I am using Python-Docx to read through docx files, find a particular string (e.g. a date), and replace it with another string (e.g. a new date).
Here are the two functions I am using:
def docx_replace_regex(doc_obj, regex , replace):
for p in doc_obj.paragraphs:
if regex.search(p.text):
inline = p.runs
# Loop added to work with runs (strings with same style)
for i in range(len(inline)):
if regex.search(inline[i].text):
text = regex.sub(replace, inline[i].text)
inline[i].text = text
for table in doc_obj.tables:
for row in table.rows:
for cell in row.cells:
docx_replace_regex(cell, regex , replace)

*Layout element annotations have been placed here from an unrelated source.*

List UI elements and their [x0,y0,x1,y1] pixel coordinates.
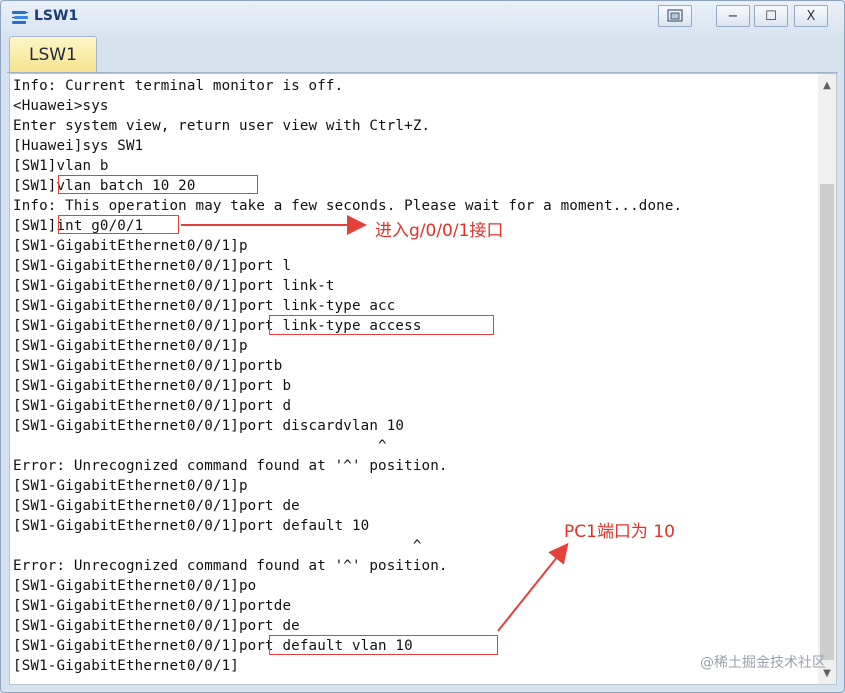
watermark: @稀土掘金技术社区 [700,655,826,671]
lsw1-window: LSW1 − ☐ X LSW1 Info: Current terminal m… [0,0,845,693]
interface-note: 进入g/0/0/1接口 [375,221,504,241]
annotation-arrows [181,215,569,632]
pc1-port-note: PC1端口为 10 [564,522,675,542]
arrow-to-port-default [497,542,569,632]
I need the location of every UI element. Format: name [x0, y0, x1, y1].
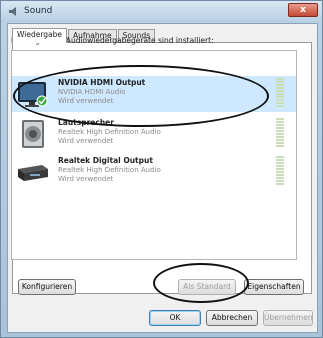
list-item-lautsprecher[interactable]: Lautsprecher Realtek High Definition Aud… [12, 116, 296, 152]
device-status: Wird verwendet [58, 137, 114, 145]
device-name: NVIDIA HDMI Output [58, 78, 146, 87]
configure-button[interactable]: Konfigurieren [18, 279, 76, 295]
list-item-nvidia-hdmi[interactable]: NVIDIA HDMI Output NVIDIA HDMI Audio Wir… [12, 76, 296, 112]
list-item-realtek-digital[interactable]: Realtek Digital Output Realtek High Defi… [12, 154, 296, 190]
digital-receiver-icon [18, 165, 48, 181]
level-meter [276, 78, 284, 110]
close-button[interactable]: x [288, 3, 318, 17]
device-list[interactable]: NVIDIA HDMI Output NVIDIA HDMI Audio Wir… [11, 50, 297, 260]
level-meter [276, 156, 284, 188]
properties-button[interactable]: Eigenschaften [244, 279, 304, 295]
sound-dialog: Sound x Wiedergabe Aufnahme Sounds Konfi… [0, 0, 323, 338]
ok-button[interactable]: OK [149, 310, 201, 326]
device-name: Lautsprecher [58, 118, 114, 127]
monitor-icon [18, 82, 48, 107]
cancel-button[interactable]: Abbrechen [206, 310, 258, 326]
speaker-app-icon [9, 7, 16, 16]
device-status: Wird verwendet [58, 97, 114, 105]
device-status: Wird verwendet [58, 175, 114, 183]
speaker-icon [22, 120, 44, 148]
device-driver: Realtek High Definition Audio [58, 128, 161, 136]
window-title: Sound [24, 6, 53, 16]
device-name: Realtek Digital Output [58, 156, 153, 165]
apply-button[interactable]: Übernehmen [263, 310, 313, 326]
device-driver: Realtek High Definition Audio [58, 166, 161, 174]
level-meter [276, 118, 284, 150]
title-bar[interactable]: Sound x [1, 1, 322, 23]
device-driver: NVIDIA HDMI Audio [58, 88, 126, 96]
tab-wiedergabe[interactable]: Wiedergabe [12, 28, 68, 43]
set-default-button[interactable]: Als Standard [178, 279, 236, 295]
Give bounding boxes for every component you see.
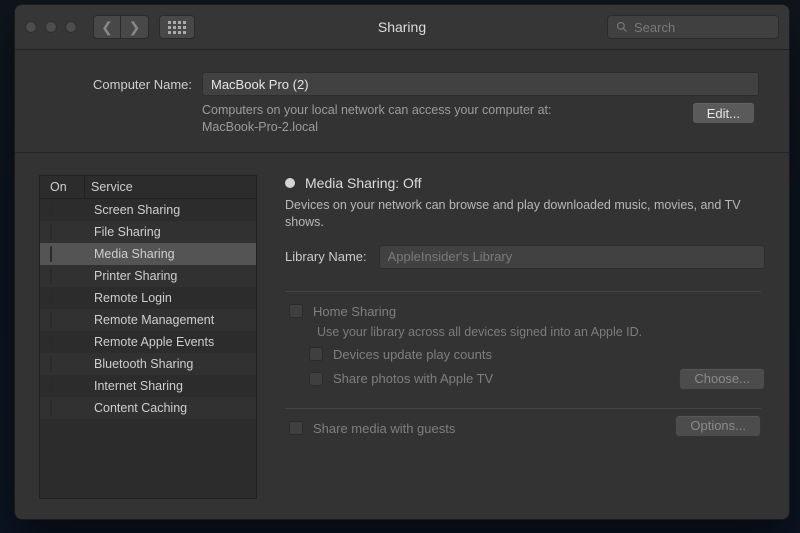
computer-name-label: Computer Name: <box>45 77 202 92</box>
content-area: On Service Screen Sharing File Sharing Med… <box>15 153 789 519</box>
home-sharing-group: Home Sharing Use your library across all… <box>285 292 765 408</box>
service-description: Devices on your network can browse and p… <box>285 197 765 231</box>
minimize-icon[interactable] <box>45 21 57 33</box>
library-name-field[interactable]: AppleInsider's Library <box>379 245 765 269</box>
service-row[interactable]: Bluetooth Sharing <box>40 353 256 375</box>
status-row: Media Sharing: Off <box>285 175 765 191</box>
service-label: Screen Sharing <box>84 203 256 217</box>
computer-name-subtext: Computers on your local network can acce… <box>202 102 692 136</box>
grid-icon <box>168 21 186 34</box>
status-indicator-icon <box>285 178 295 188</box>
guest-options-button[interactable]: Options... <box>675 415 761 437</box>
service-label: Media Sharing <box>84 247 256 261</box>
service-label: Content Caching <box>84 401 256 415</box>
update-play-counts-checkbox[interactable] <box>309 347 323 361</box>
service-label: Remote Login <box>84 291 256 305</box>
service-row[interactable]: Printer Sharing <box>40 265 256 287</box>
share-guests-group: Share media with guests Options... <box>285 409 765 442</box>
service-label: Bluetooth Sharing <box>84 357 256 371</box>
computer-name-section: Computer Name: MacBook Pro (2) Computers… <box>15 50 789 153</box>
choose-photos-button[interactable]: Choose... <box>679 368 765 390</box>
search-icon <box>616 21 628 33</box>
share-photos-checkbox[interactable] <box>309 372 323 386</box>
service-row[interactable]: Screen Sharing <box>40 199 256 221</box>
titlebar: ❮ ❯ Sharing Search <box>15 5 789 50</box>
service-label: Printer Sharing <box>84 269 256 283</box>
service-label: Remote Apple Events <box>84 335 256 349</box>
service-row[interactable]: Remote Login <box>40 287 256 309</box>
service-row[interactable]: File Sharing <box>40 221 256 243</box>
service-row[interactable]: Content Caching <box>40 397 256 419</box>
close-icon[interactable] <box>25 21 37 33</box>
traffic-lights <box>25 21 77 33</box>
library-name-label: Library Name: <box>285 249 367 264</box>
col-header-on: On <box>40 180 84 194</box>
search-input[interactable]: Search <box>607 15 779 39</box>
edit-hostname-button[interactable]: Edit... <box>692 102 755 124</box>
service-checkbox[interactable] <box>50 268 52 284</box>
service-detail-pane: Media Sharing: Off Devices on your netwo… <box>285 175 765 499</box>
service-label: File Sharing <box>84 225 256 239</box>
col-header-service: Service <box>84 176 256 198</box>
service-checkbox[interactable] <box>50 356 52 372</box>
status-text: Media Sharing: Off <box>305 175 421 191</box>
service-row[interactable]: Remote Apple Events <box>40 331 256 353</box>
service-label: Internet Sharing <box>84 379 256 393</box>
forward-button[interactable]: ❯ <box>121 15 149 39</box>
service-checkbox[interactable] <box>50 246 52 262</box>
service-checkbox[interactable] <box>50 334 52 350</box>
service-checkbox[interactable] <box>50 224 52 240</box>
chevron-right-icon: ❯ <box>129 19 141 36</box>
home-sharing-label: Home Sharing <box>313 304 396 319</box>
services-header: On Service <box>40 176 256 199</box>
service-checkbox[interactable] <box>50 312 52 328</box>
zoom-icon[interactable] <box>65 21 77 33</box>
service-row[interactable]: Internet Sharing <box>40 375 256 397</box>
search-placeholder: Search <box>634 20 675 35</box>
computer-name-field[interactable]: MacBook Pro (2) <box>202 72 759 96</box>
home-sharing-description: Use your library across all devices sign… <box>317 325 765 339</box>
share-guests-checkbox[interactable] <box>289 421 303 435</box>
service-checkbox[interactable] <box>50 378 52 394</box>
service-row[interactable]: Remote Management <box>40 309 256 331</box>
sharing-preferences-window: ❮ ❯ Sharing Search Computer Name: MacBoo… <box>14 4 790 520</box>
share-photos-label: Share photos with Apple TV <box>333 371 493 386</box>
services-table: On Service Screen Sharing File Sharing Med… <box>39 175 257 499</box>
back-button[interactable]: ❮ <box>93 15 121 39</box>
update-play-counts-label: Devices update play counts <box>333 347 492 362</box>
service-checkbox[interactable] <box>50 400 52 416</box>
service-checkbox[interactable] <box>50 290 52 306</box>
show-all-preferences-button[interactable] <box>159 15 195 39</box>
nav-back-forward: ❮ ❯ <box>93 15 149 39</box>
home-sharing-checkbox[interactable] <box>289 304 303 318</box>
service-row[interactable]: Media Sharing <box>40 243 256 265</box>
service-label: Remote Management <box>84 313 256 327</box>
share-guests-label: Share media with guests <box>313 421 455 436</box>
service-checkbox[interactable] <box>50 202 52 218</box>
chevron-left-icon: ❮ <box>101 19 113 36</box>
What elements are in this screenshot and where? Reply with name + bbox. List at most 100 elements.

def replace_date(folder,replaceDate,*date):
docs = [y for x in os.walk(folder) for y in glob(os.path.join(x[0], '*.docx'))]
for doc in docs:
if date: #Date is optional date to replace
regex = re.compile(r+date)
else: #If no date provided, replace all dates
regex = re.compile(r"(\w{3,12}\s\d{1,2}\,?\s?[0-9]{4})|((the\s)?\d{1,2}[th]{0,2}\sday\sof\s\w{3,12}\,\s?\d{4})")
docObj = Document(doc)
docx_replace_regex(docObj,regex,replaceDate)
docObj.save(doc)
The first function is essentially a find and replace function to use python with a docx file. The second file recursively searches through a file path to find docx files to search. The details of the regex aren't relevant (I think). It essentially searches for different date formats. It works as I want it to and shouldn't impact on my issue.
When a document is passed to docx_replace_regex that function iterates through paragraphs, then runs and searches the runs for my regex. The issue is that the runs sometimes break up a single line of text so that if the doc were in plaintext the regex would capture the text, but because the runs break up the text, the text isn't captured.
For example, if my paragraph is "10th day of May, 2020", the inline array may be ['1','0th day of May,',' 2020']
.
Initially, I joined the inline array so that it would be equal to "10th day of May, 2020" but then I can't replace the run with the new text because my inline variable is a string, not a run object. Even if I kept inline as a run object it would still replace only one part of the text I'm looking for.
Looking for any ideas on how to properly replace the portion of text captured by my regex. Alternatively, why the sentence is being broken up into separate runs as it is.